Email is another effective marketing tool in as it allows you to send targeted messages and measure results. For example, if a person gets an email introducing an interesting topic on a web site and that person goes to that link, that action can be tracked. And if that person wants more information and fills out a short form on your website, how more qualified a business prospect can you possibly get?
These activities are not to be confused with spamming, which is simply flooding the Internet with messages to random people. Internet marketing is about building relationships online, communicating with people who give you permission to do so, and providing value to the people you are communicating with.
And therein is the power of Internet marketing. Its advantages are that it is inexpensive compared to traditional marketing, it is easier to measure results and adjust campaigns accordingly, it targets specific audiences based on past interests, and it allows you to embark on one-on-one relationships. The ultimate goal is to bring in business leads that are already fully qualified, something called “inbound marketing”.

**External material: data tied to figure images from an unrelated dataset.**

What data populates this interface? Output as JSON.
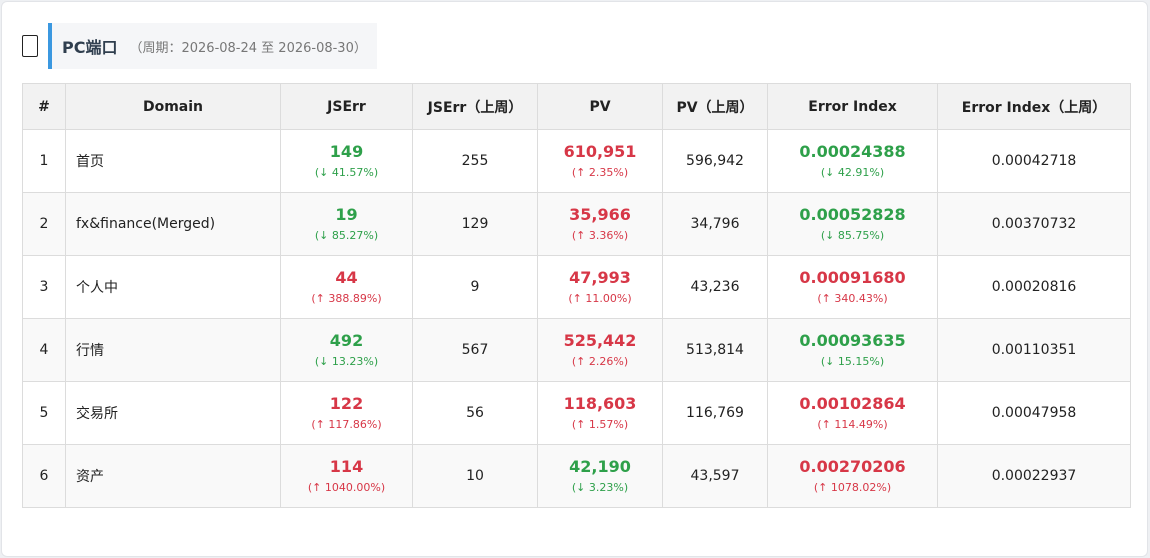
{
  "header": {
    "title": "PC端口",
    "subtitle": "（周期：2026-08-24 至 2026-08-30）"
  },
  "columns": [
    "#",
    "Domain",
    "JSErr",
    "JSErr（上周）",
    "PV",
    "PV（上周）",
    "Error Index",
    "Error Index（上周）"
  ],
  "rows": [
    {
      "n": "1",
      "domain": "首页",
      "jserr": "149",
      "jserr_change": "(↓ 41.57%)",
      "jserr_trend": "down",
      "jserr_prev": "255",
      "pv": "610,951",
      "pv_change": "(↑ 2.35%)",
      "pv_trend": "up",
      "pv_prev": "596,942",
      "ei": "0.00024388",
      "ei_change": "(↓ 42.91%)",
      "ei_trend": "down",
      "ei_prev": "0.00042718"
    },
    {
      "n": "2",
      "domain": "fx&finance(Merged)",
      "jserr": "19",
      "jserr_change": "(↓ 85.27%)",
      "jserr_trend": "down",
      "jserr_prev": "129",
      "pv": "35,966",
      "pv_change": "(↑ 3.36%)",
      "pv_trend": "up",
      "pv_prev": "34,796",
      "ei": "0.00052828",
      "ei_change": "(↓ 85.75%)",
      "ei_trend": "down",
      "ei_prev": "0.00370732"
    },
    {
      "n": "3",
      "domain": "个人中",
      "jserr": "44",
      "jserr_change": "(↑ 388.89%)",
      "jserr_trend": "up",
      "jserr_prev": "9",
      "pv": "47,993",
      "pv_change": "(↑ 11.00%)",
      "pv_trend": "up",
      "pv_prev": "43,236",
      "ei": "0.00091680",
      "ei_change": "(↑ 340.43%)",
      "ei_trend": "up",
      "ei_prev": "0.00020816"
    },
    {
      "n": "4",
      "domain": "行情",
      "jserr": "492",
      "jserr_change": "(↓ 13.23%)",
      "jserr_trend": "down",
      "jserr_prev": "567",
      "pv": "525,442",
      "pv_change": "(↑ 2.26%)",
      "pv_trend": "up",
      "pv_prev": "513,814",
      "ei": "0.00093635",
      "ei_change": "(↓ 15.15%)",
      "ei_trend": "down",
      "ei_prev": "0.00110351"
    },
    {
      "n": "5",
      "domain": "交易所",
      "jserr": "122",
      "jserr_change": "(↑ 117.86%)",
      "jserr_trend": "up",
      "jserr_prev": "56",
      "pv": "118,603",
      "pv_change": "(↑ 1.57%)",
      "pv_trend": "up",
      "pv_prev": "116,769",
      "ei": "0.00102864",
      "ei_change": "(↑ 114.49%)",
      "ei_trend": "up",
      "ei_prev": "0.00047958"
    },
    {
      "n": "6",
      "domain": "资产",
      "jserr": "114",
      "jserr_change": "(↑ 1040.00%)",
      "jserr_trend": "up",
      "jserr_prev": "10",
      "pv": "42,190",
      "pv_change": "(↓ 3.23%)",
      "pv_trend": "down",
      "pv_prev": "43,597",
      "ei": "0.00270206",
      "ei_change": "(↑ 1078.02%)",
      "ei_trend": "up",
      "ei_prev": "0.00022937"
    }
  ],
  "colors": {
    "up": "#d73747",
    "down": "#2ea04a",
    "accent": "#3b98e0"
  }
}
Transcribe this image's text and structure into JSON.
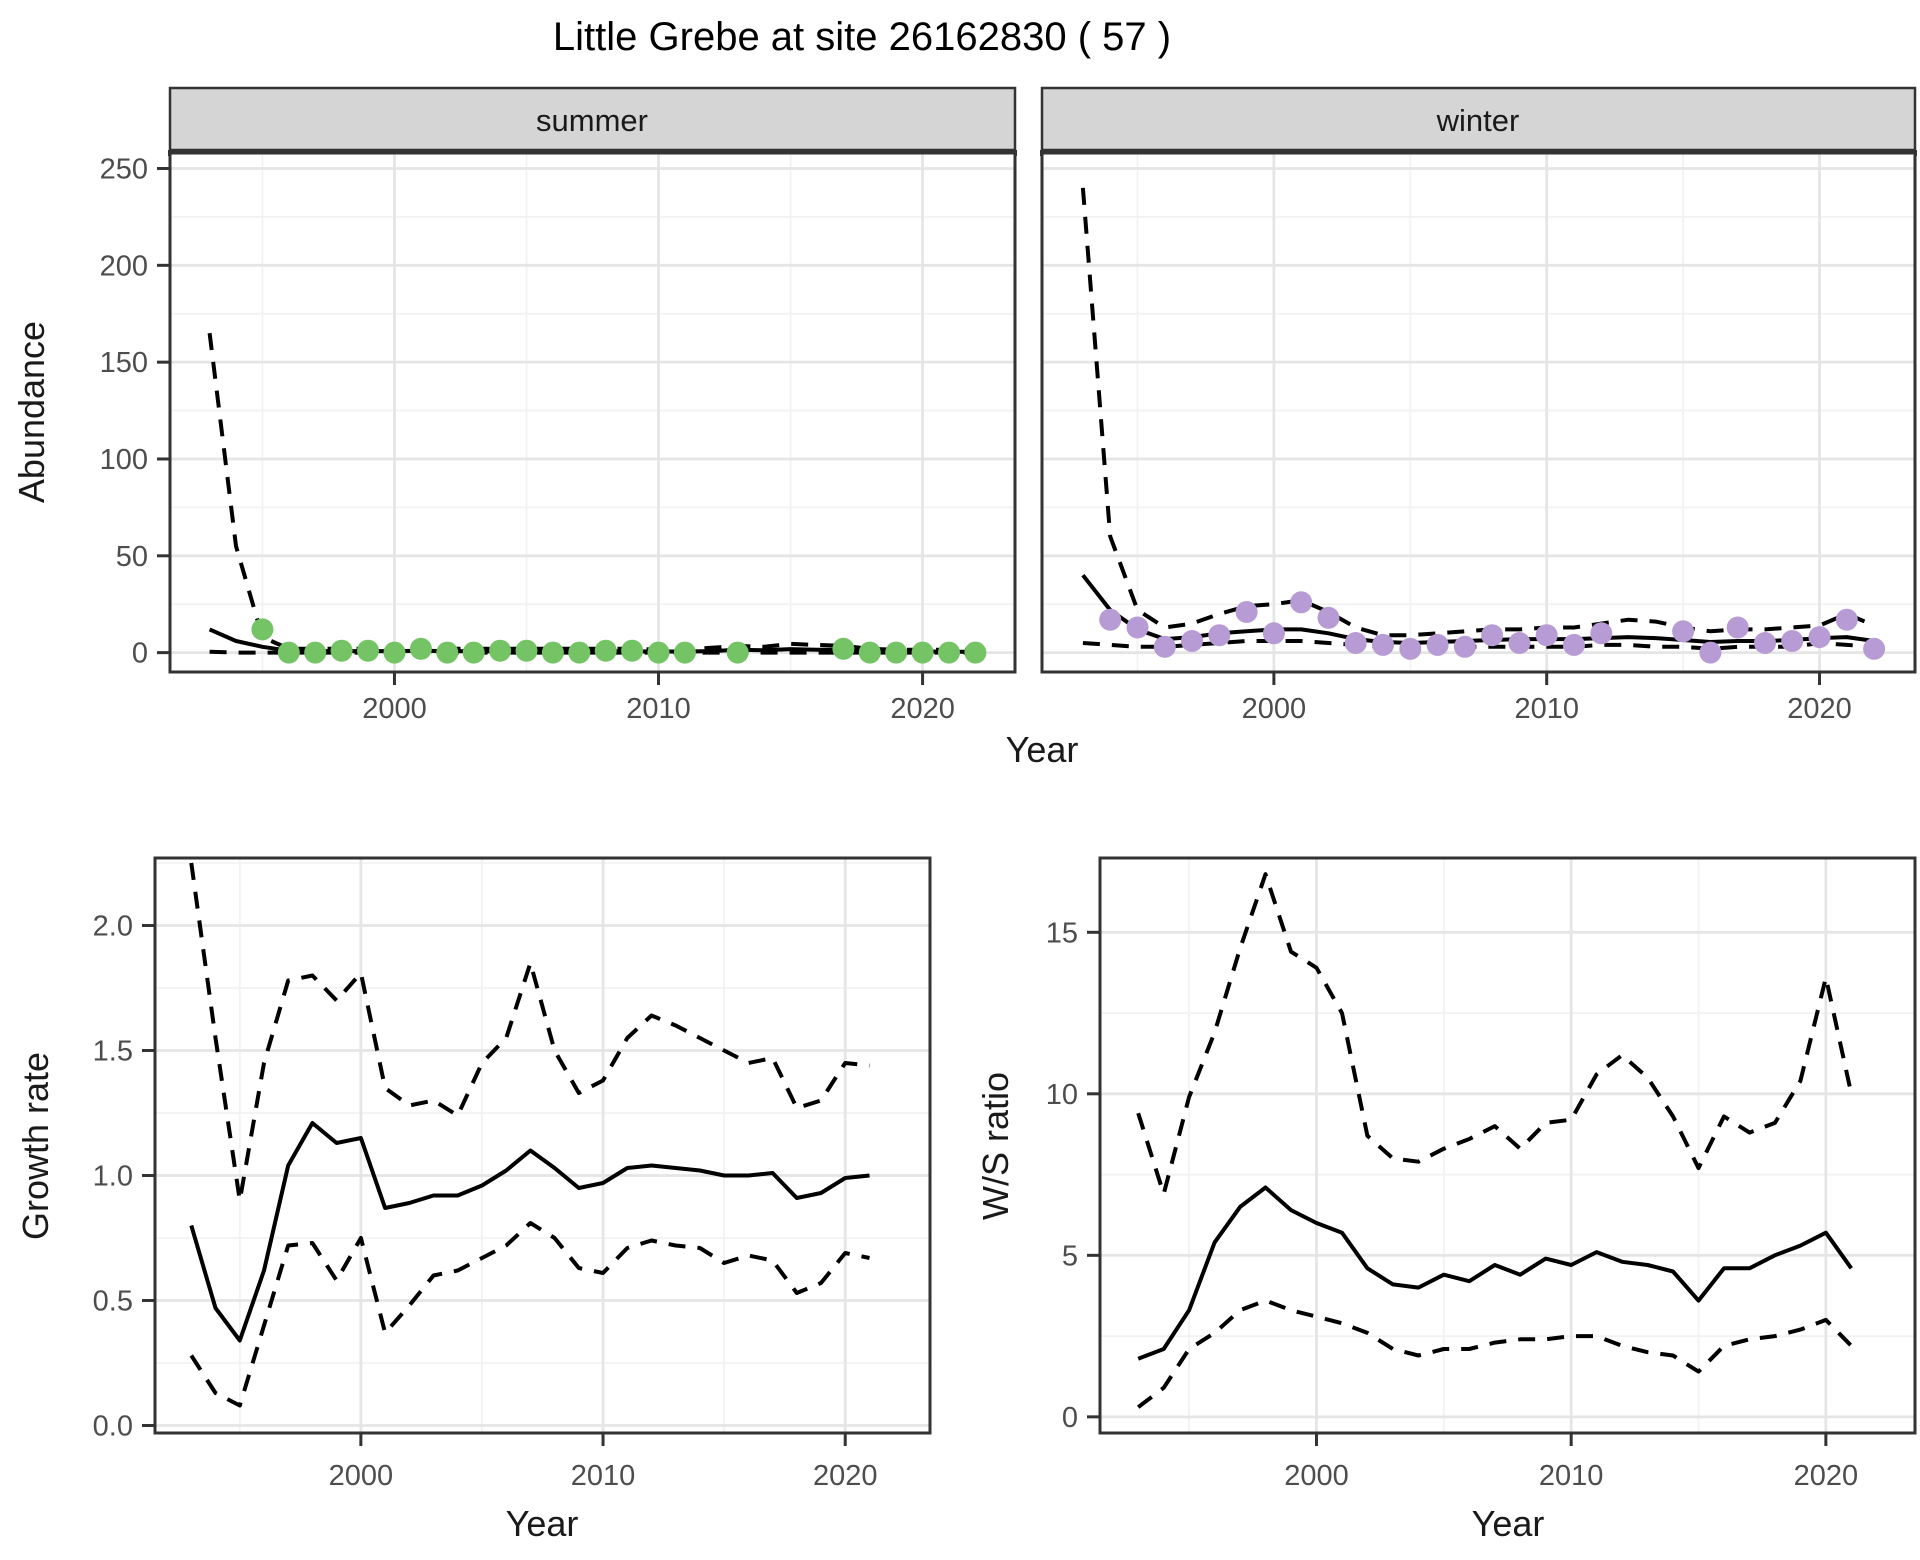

According to Fricker, recent studies show that marketing dollars are being redirected more and more from traditional marketing to online media. However, a smart strategy involves integrating both online and traditional offline marketing tactics in order to achieve your business objectives.
And she adds that merely having an informational web site is now considered part of traditional marketing. So 2005. What is needed is an engaging, interactive presence that meshes well with the other things mentioned earlier in this article.